Camus begins the novel with tragedy. Or what one might assume is tragedy. When Meursault’s mother dies he attends her funeral but he does not grieve over her death the way one would expect him to. He simply goes through the motions that are expected of him. This is his attitude throughout the whole novel. He is a man that doesn’t spark an immediate attraction but throughout the novel you begin to understand his way of thinking, and living as he has a relationship with a young woman, kills a man and leads you through the trial.
Camus captures the subtle personality traits that most people in society today envy and admire. Meursault is an existential hero who does not live with regret but lives only thinking of the present and immediate future. He is a hero in the sense that he was found guilty of murder but throughout the trial never told a lie.
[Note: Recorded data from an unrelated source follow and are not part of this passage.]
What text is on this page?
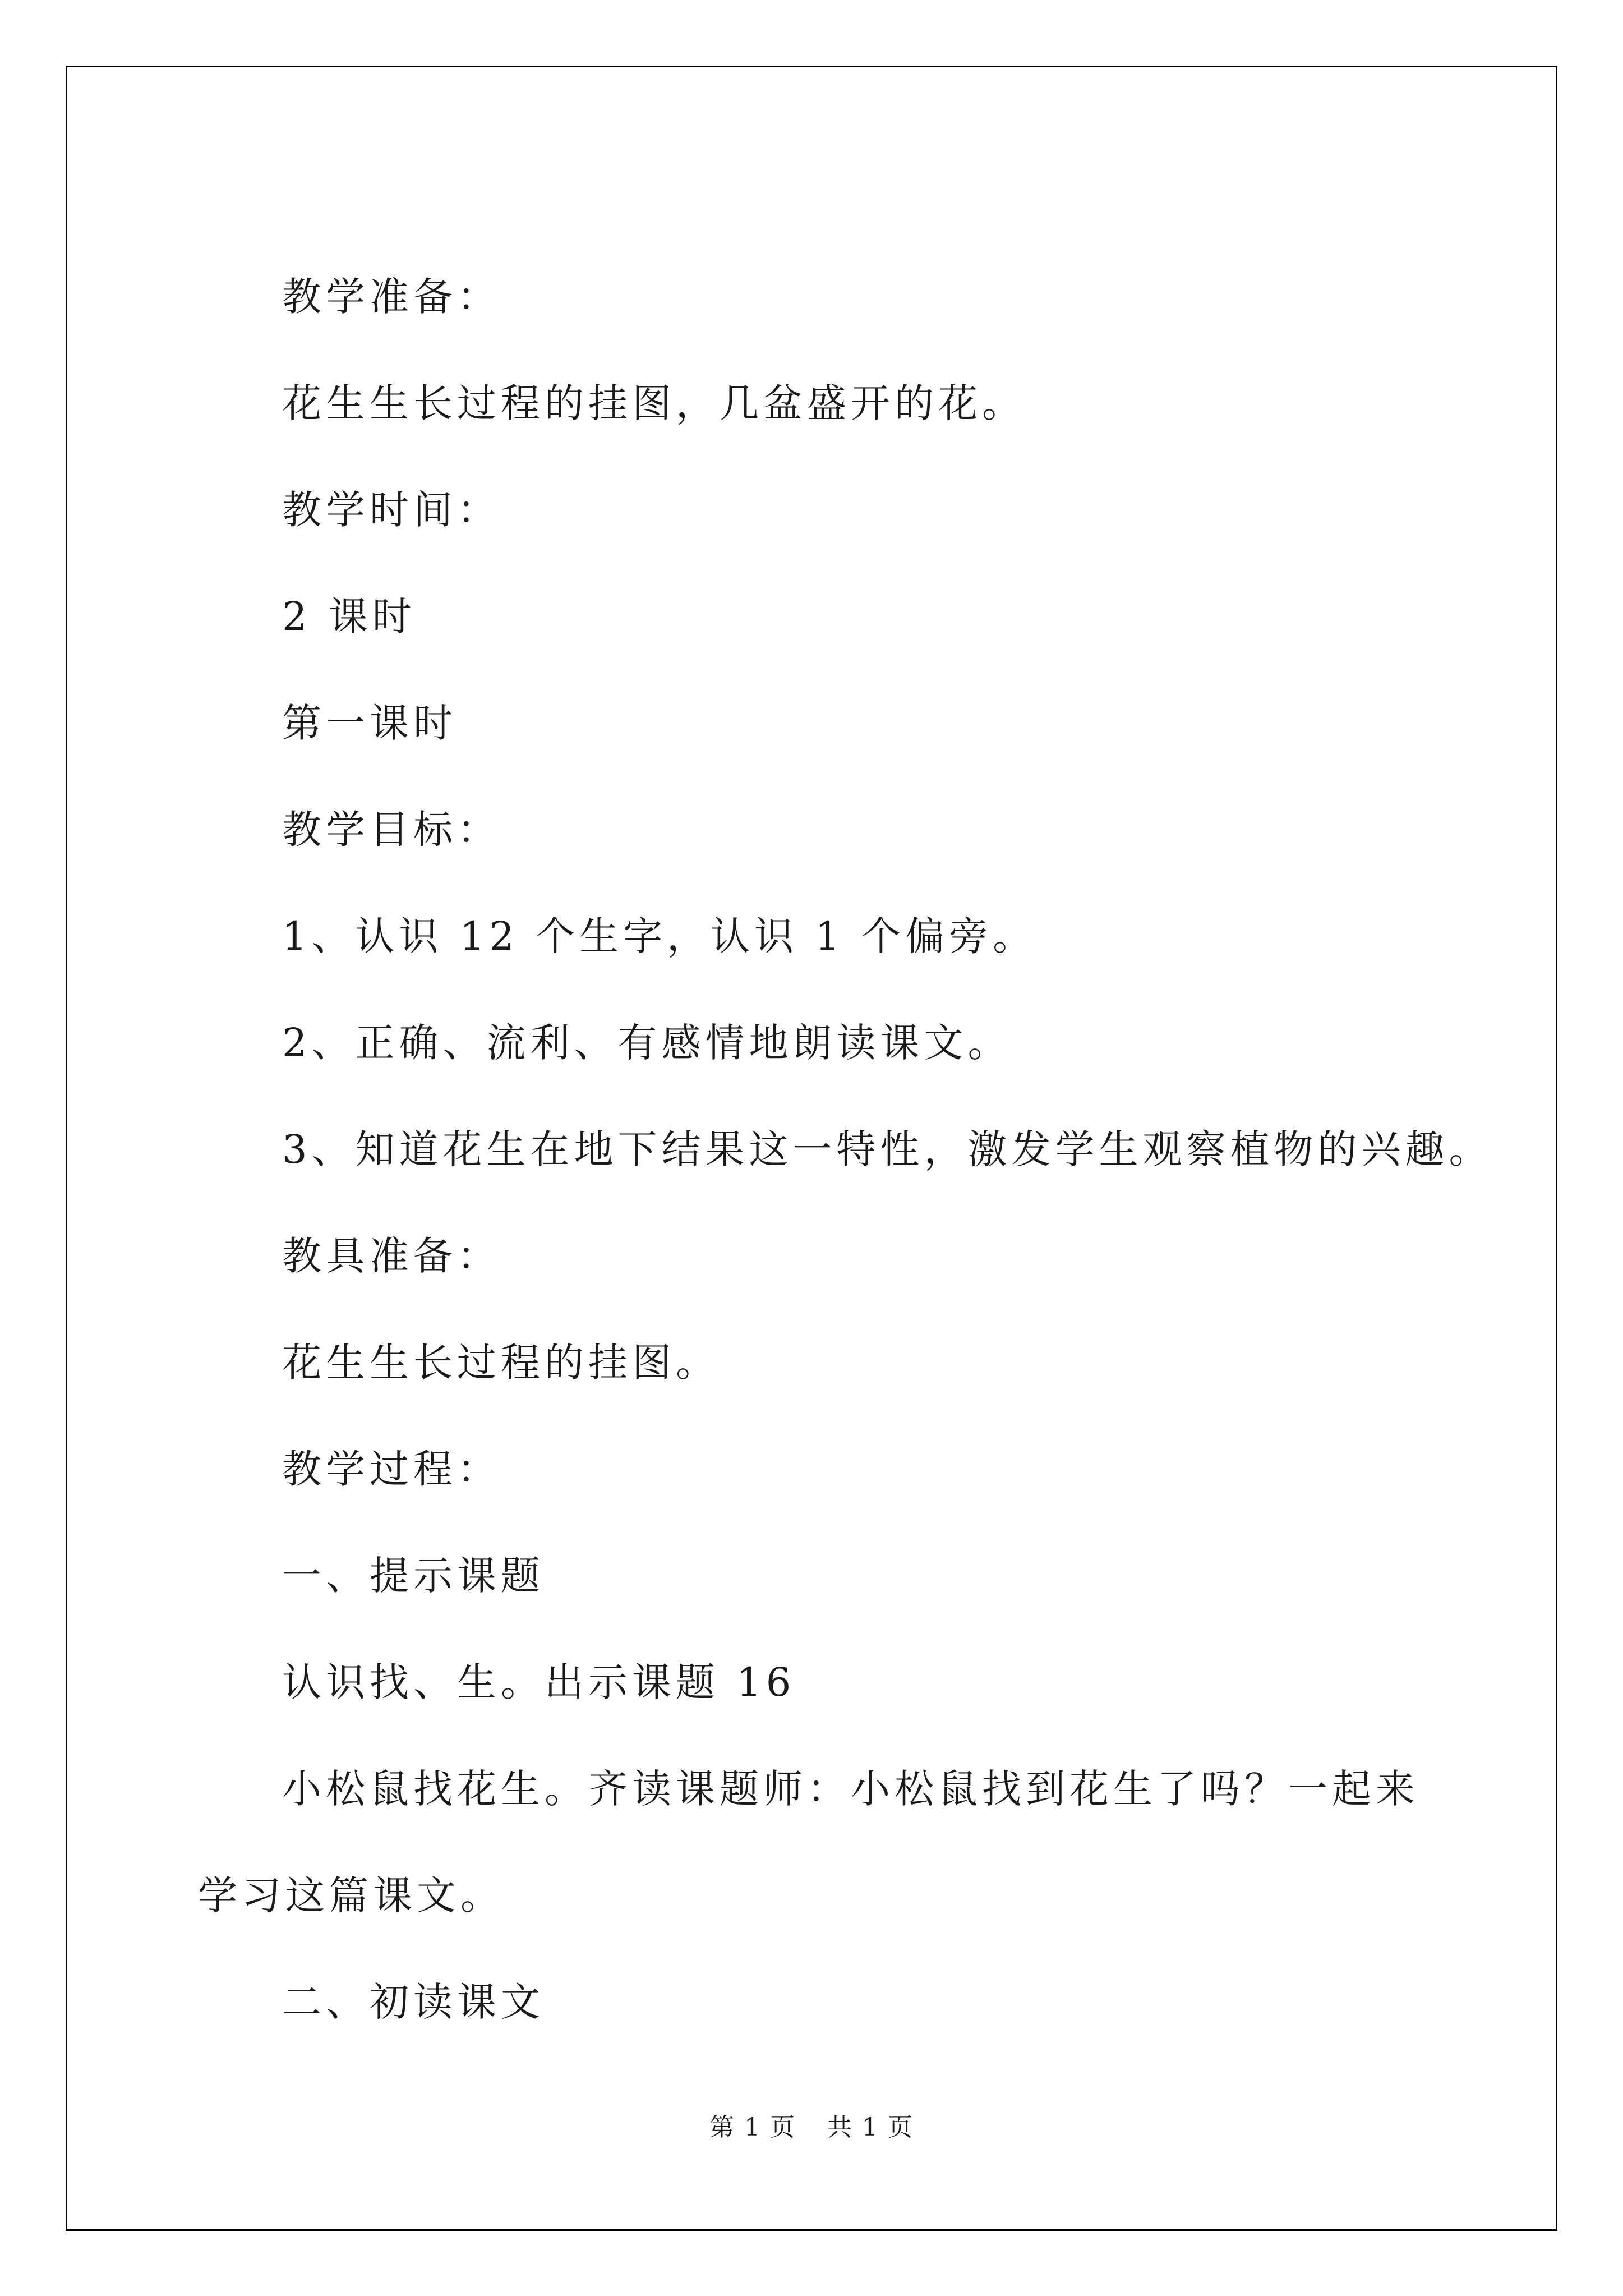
教学准备：

花生生长过程的挂图，几盆盛开的花。

教学时间：

2 课时

第一课时

教学目标：

1、认识 12 个生字，认识 1 个偏旁。

2、正确、流利、有感情地朗读课文。

3、知道花生在地下结果这一特性，激发学生观察植物的兴趣。

教具准备：

花生生长过程的挂图。

教学过程：

一、提示课题

认识找、生。出示课题 16

小松鼠找花生。齐读课题师：小松鼠找到花生了吗？一起来学习这篇课文。

二、初读课文

第 1 页 共 1 页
Perhaps if he had lied, or stretched the truth, he could have been found innocent but he presented the jury with only the truth. Maybe you can compare this act to that of Jesus. Both figures did not stray from what they believed in even when it might have saved their lives.
The outsider was written in first person to give you an in-depth, detailed view into Meursault’s mind and thoughts. You get a thorough understanding of the way Meursault views the world. The writing focus’s a lot on nature and the environment and Camus does an excellent job of capturing the beauties of the physical world.
This is very different from most novels I have read. The story may not be the most exciting or action packed adventure, but the ideas in this novel are truly inspiring. By the end of the novel I was thinking about things I had never thought before, and viewing certain aspects of the world differently. Camus proposes many different thoughts that most people never considered before.